The UK government and parliament will formally debate on Monday 9 November whether football stadiums should be at least partially re-opened to fans at all levels of the game.
As a result of the ongoing coronavirus crisis, football stadiums have been shut to the public since March and all games bar a handful of test events subsequently played behind closed doors.
There were plans to gradually allow limited numbers of fans back in to watch live games from the start of this month, only for concern over rising numbers of cases to see it postponed.
There has been ongoing criticism over the continued forced closure of football stadiums and other outdoor sporting venues, particularly when many indoor aspects of normal life have resumed in some capacity, including re-opening cinemas, pubs, bars and restaurants.
A petition lobbying the UK government to ‘allow football fans to attend matches at all levels’ has gained the necessary traction and will be debated in just over three weeks’ time. Any petition requires at least 100,000 signatures to qualify for a formal debate in UK parliament and, at the time of writing, this petition has nearly double that at just under 197,000.
It argues: “Football is a powerful tool of which allows a range of benefits such as employment, and other important aspects of life. Football can be associated with passion, emotion, excitement and dedication across the community. With Fans attending football games a range of economic benefits are there too.”
The movement to re-open stadiums is endorsed by clubs and various bodies within the sport, with the Premier League, FA, EFL, WSL and Women’s Championship publishing a collective open letter last week, urging the government to re-open stadiums.
“With the EFL, Premier League, Women’s Super League and Women’s Championship already staging 11 successful test events recently, we have demonstrated that we can deliver matches safely. The sooner we can return, the sooner we can reunite communities and support local jobs, livelihoods, regional businesses and also the national economy,” the open letter explained.
“We will continue to urge Government to allow us to return fans safely to stadiums. It is positive progress that major arts and music venues have been told they can run socially-distanced events indoors. And now football should be allowed to do the same - in highly regulated and stewarded outdoor environments.”

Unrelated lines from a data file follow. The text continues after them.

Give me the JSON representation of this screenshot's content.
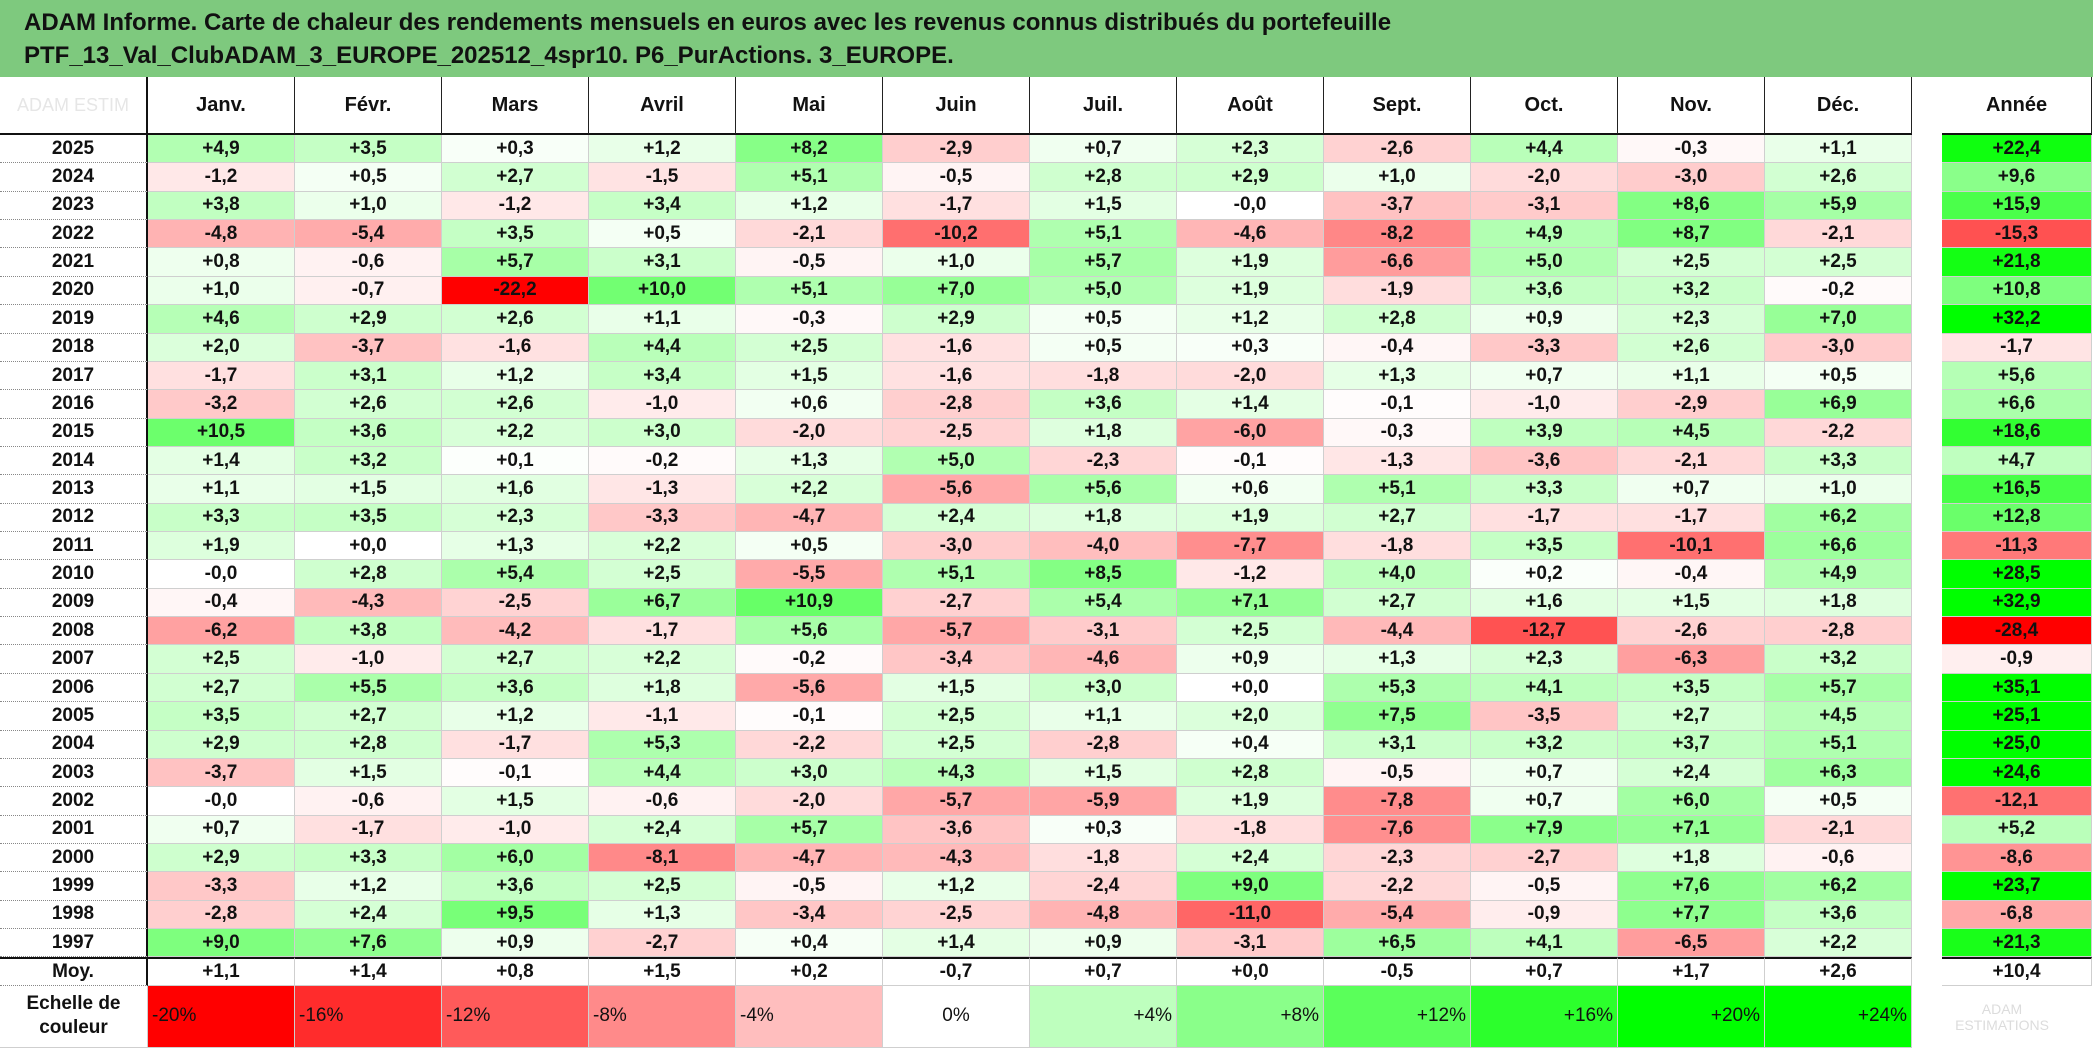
{
  "title": {
    "line1": "ADAM Informe. Carte de chaleur des rendements mensuels en euros avec les revenus connus distribués du portefeuille",
    "line2": "PTF_13_Val_ClubADAM_3_EUROPE_202512_4spr10. P6_PurActions. 3_EUROPE."
  },
  "chart_data": {
    "type": "heatmap",
    "corner_label": "ADAM ESTIM",
    "columns": [
      "Janv.",
      "Févr.",
      "Mars",
      "Avril",
      "Mai",
      "Juin",
      "Juil.",
      "Août",
      "Sept.",
      "Oct.",
      "Nov.",
      "Déc."
    ],
    "year_column": "Année",
    "rows": [
      {
        "year": "2025",
        "values": [
          "+4,9",
          "+3,5",
          "+0,3",
          "+1,2",
          "+8,2",
          "-2,9",
          "+0,7",
          "+2,3",
          "-2,6",
          "+4,4",
          "-0,3",
          "+1,1"
        ],
        "annual": "+22,4"
      },
      {
        "year": "2024",
        "values": [
          "-1,2",
          "+0,5",
          "+2,7",
          "-1,5",
          "+5,1",
          "-0,5",
          "+2,8",
          "+2,9",
          "+1,0",
          "-2,0",
          "-3,0",
          "+2,6"
        ],
        "annual": "+9,6"
      },
      {
        "year": "2023",
        "values": [
          "+3,8",
          "+1,0",
          "-1,2",
          "+3,4",
          "+1,2",
          "-1,7",
          "+1,5",
          "-0,0",
          "-3,7",
          "-3,1",
          "+8,6",
          "+5,9"
        ],
        "annual": "+15,9"
      },
      {
        "year": "2022",
        "values": [
          "-4,8",
          "-5,4",
          "+3,5",
          "+0,5",
          "-2,1",
          "-10,2",
          "+5,1",
          "-4,6",
          "-8,2",
          "+4,9",
          "+8,7",
          "-2,1"
        ],
        "annual": "-15,3"
      },
      {
        "year": "2021",
        "values": [
          "+0,8",
          "-0,6",
          "+5,7",
          "+3,1",
          "-0,5",
          "+1,0",
          "+5,7",
          "+1,9",
          "-6,6",
          "+5,0",
          "+2,5",
          "+2,5"
        ],
        "annual": "+21,8"
      },
      {
        "year": "2020",
        "values": [
          "+1,0",
          "-0,7",
          "-22,2",
          "+10,0",
          "+5,1",
          "+7,0",
          "+5,0",
          "+1,9",
          "-1,9",
          "+3,6",
          "+3,2",
          "-0,2"
        ],
        "annual": "+10,8"
      },
      {
        "year": "2019",
        "values": [
          "+4,6",
          "+2,9",
          "+2,6",
          "+1,1",
          "-0,3",
          "+2,9",
          "+0,5",
          "+1,2",
          "+2,8",
          "+0,9",
          "+2,3",
          "+7,0"
        ],
        "annual": "+32,2"
      },
      {
        "year": "2018",
        "values": [
          "+2,0",
          "-3,7",
          "-1,6",
          "+4,4",
          "+2,5",
          "-1,6",
          "+0,5",
          "+0,3",
          "-0,4",
          "-3,3",
          "+2,6",
          "-3,0"
        ],
        "annual": "-1,7"
      },
      {
        "year": "2017",
        "values": [
          "-1,7",
          "+3,1",
          "+1,2",
          "+3,4",
          "+1,5",
          "-1,6",
          "-1,8",
          "-2,0",
          "+1,3",
          "+0,7",
          "+1,1",
          "+0,5"
        ],
        "annual": "+5,6"
      },
      {
        "year": "2016",
        "values": [
          "-3,2",
          "+2,6",
          "+2,6",
          "-1,0",
          "+0,6",
          "-2,8",
          "+3,6",
          "+1,4",
          "-0,1",
          "-1,0",
          "-2,9",
          "+6,9"
        ],
        "annual": "+6,6"
      },
      {
        "year": "2015",
        "values": [
          "+10,5",
          "+3,6",
          "+2,2",
          "+3,0",
          "-2,0",
          "-2,5",
          "+1,8",
          "-6,0",
          "-0,3",
          "+3,9",
          "+4,5",
          "-2,2"
        ],
        "annual": "+18,6"
      },
      {
        "year": "2014",
        "values": [
          "+1,4",
          "+3,2",
          "+0,1",
          "-0,2",
          "+1,3",
          "+5,0",
          "-2,3",
          "-0,1",
          "-1,3",
          "-3,6",
          "-2,1",
          "+3,3"
        ],
        "annual": "+4,7"
      },
      {
        "year": "2013",
        "values": [
          "+1,1",
          "+1,5",
          "+1,6",
          "-1,3",
          "+2,2",
          "-5,6",
          "+5,6",
          "+0,6",
          "+5,1",
          "+3,3",
          "+0,7",
          "+1,0"
        ],
        "annual": "+16,5"
      },
      {
        "year": "2012",
        "values": [
          "+3,3",
          "+3,5",
          "+2,3",
          "-3,3",
          "-4,7",
          "+2,4",
          "+1,8",
          "+1,9",
          "+2,7",
          "-1,7",
          "-1,7",
          "+6,2"
        ],
        "annual": "+12,8"
      },
      {
        "year": "2011",
        "values": [
          "+1,9",
          "+0,0",
          "+1,3",
          "+2,2",
          "+0,5",
          "-3,0",
          "-4,0",
          "-7,7",
          "-1,8",
          "+3,5",
          "-10,1",
          "+6,6"
        ],
        "annual": "-11,3"
      },
      {
        "year": "2010",
        "values": [
          "-0,0",
          "+2,8",
          "+5,4",
          "+2,5",
          "-5,5",
          "+5,1",
          "+8,5",
          "-1,2",
          "+4,0",
          "+0,2",
          "-0,4",
          "+4,9"
        ],
        "annual": "+28,5"
      },
      {
        "year": "2009",
        "values": [
          "-0,4",
          "-4,3",
          "-2,5",
          "+6,7",
          "+10,9",
          "-2,7",
          "+5,4",
          "+7,1",
          "+2,7",
          "+1,6",
          "+1,5",
          "+1,8"
        ],
        "annual": "+32,9"
      },
      {
        "year": "2008",
        "values": [
          "-6,2",
          "+3,8",
          "-4,2",
          "-1,7",
          "+5,6",
          "-5,7",
          "-3,1",
          "+2,5",
          "-4,4",
          "-12,7",
          "-2,6",
          "-2,8"
        ],
        "annual": "-28,4"
      },
      {
        "year": "2007",
        "values": [
          "+2,5",
          "-1,0",
          "+2,7",
          "+2,2",
          "-0,2",
          "-3,4",
          "-4,6",
          "+0,9",
          "+1,3",
          "+2,3",
          "-6,3",
          "+3,2"
        ],
        "annual": "-0,9"
      },
      {
        "year": "2006",
        "values": [
          "+2,7",
          "+5,5",
          "+3,6",
          "+1,8",
          "-5,6",
          "+1,5",
          "+3,0",
          "+0,0",
          "+5,3",
          "+4,1",
          "+3,5",
          "+5,7"
        ],
        "annual": "+35,1"
      },
      {
        "year": "2005",
        "values": [
          "+3,5",
          "+2,7",
          "+1,2",
          "-1,1",
          "-0,1",
          "+2,5",
          "+1,1",
          "+2,0",
          "+7,5",
          "-3,5",
          "+2,7",
          "+4,5"
        ],
        "annual": "+25,1"
      },
      {
        "year": "2004",
        "values": [
          "+2,9",
          "+2,8",
          "-1,7",
          "+5,3",
          "-2,2",
          "+2,5",
          "-2,8",
          "+0,4",
          "+3,1",
          "+3,2",
          "+3,7",
          "+5,1"
        ],
        "annual": "+25,0"
      },
      {
        "year": "2003",
        "values": [
          "-3,7",
          "+1,5",
          "-0,1",
          "+4,4",
          "+3,0",
          "+4,3",
          "+1,5",
          "+2,8",
          "-0,5",
          "+0,7",
          "+2,4",
          "+6,3"
        ],
        "annual": "+24,6"
      },
      {
        "year": "2002",
        "values": [
          "-0,0",
          "-0,6",
          "+1,5",
          "-0,6",
          "-2,0",
          "-5,7",
          "-5,9",
          "+1,9",
          "-7,8",
          "+0,7",
          "+6,0",
          "+0,5"
        ],
        "annual": "-12,1"
      },
      {
        "year": "2001",
        "values": [
          "+0,7",
          "-1,7",
          "-1,0",
          "+2,4",
          "+5,7",
          "-3,6",
          "+0,3",
          "-1,8",
          "-7,6",
          "+7,9",
          "+7,1",
          "-2,1"
        ],
        "annual": "+5,2"
      },
      {
        "year": "2000",
        "values": [
          "+2,9",
          "+3,3",
          "+6,0",
          "-8,1",
          "-4,7",
          "-4,3",
          "-1,8",
          "+2,4",
          "-2,3",
          "-2,7",
          "+1,8",
          "-0,6"
        ],
        "annual": "-8,6"
      },
      {
        "year": "1999",
        "values": [
          "-3,3",
          "+1,2",
          "+3,6",
          "+2,5",
          "-0,5",
          "+1,2",
          "-2,4",
          "+9,0",
          "-2,2",
          "-0,5",
          "+7,6",
          "+6,2"
        ],
        "annual": "+23,7"
      },
      {
        "year": "1998",
        "values": [
          "-2,8",
          "+2,4",
          "+9,5",
          "+1,3",
          "-3,4",
          "-2,5",
          "-4,8",
          "-11,0",
          "-5,4",
          "-0,9",
          "+7,7",
          "+3,6"
        ],
        "annual": "-6,8"
      },
      {
        "year": "1997",
        "values": [
          "+9,0",
          "+7,6",
          "+0,9",
          "-2,7",
          "+0,4",
          "+1,4",
          "+0,9",
          "-3,1",
          "+6,5",
          "+4,1",
          "-6,5",
          "+2,2"
        ],
        "annual": "+21,3"
      }
    ],
    "average": {
      "label": "Moy.",
      "values": [
        "+1,1",
        "+1,4",
        "+0,8",
        "+1,5",
        "+0,2",
        "-0,7",
        "+0,7",
        "+0,0",
        "-0,5",
        "+0,7",
        "+1,7",
        "+2,6"
      ],
      "annual": "+10,4"
    },
    "color_scale": {
      "label_line1": "Echelle de",
      "label_line2": "couleur",
      "steps": [
        "-20%",
        "-16%",
        "-12%",
        "-8%",
        "-4%",
        "0%",
        "+4%",
        "+8%",
        "+12%",
        "+16%",
        "+20%",
        "+24%"
      ],
      "faint_line1": "ADAM",
      "faint_line2": "ESTIMATIONS",
      "negative_color": "#ff0000",
      "positive_color": "#00ff00",
      "neutral_color": "#ffffff"
    }
  }
}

While outdoors is considered safer than indoors, actually watching games in spaced apart wouldn’t be the main hurdle for the safe return of fans. The greater issue is people getting to the venues and then being able to safely navigate inside and outside the stadium both before and afterwards.
In the open letter, proposed measures to make stadiums safe for returning fans included screening supporters on arrival, temperature checks, requiring masks to be worn, one-way systems, a code of conduct that must be adhered to by every individual and thorough deep cleaning practices.
At least one Premier League club has engaged in a risk assessment over the use of one-way systems on rows and gangways to ensure that fans would not be crossing paths to get to and from seats.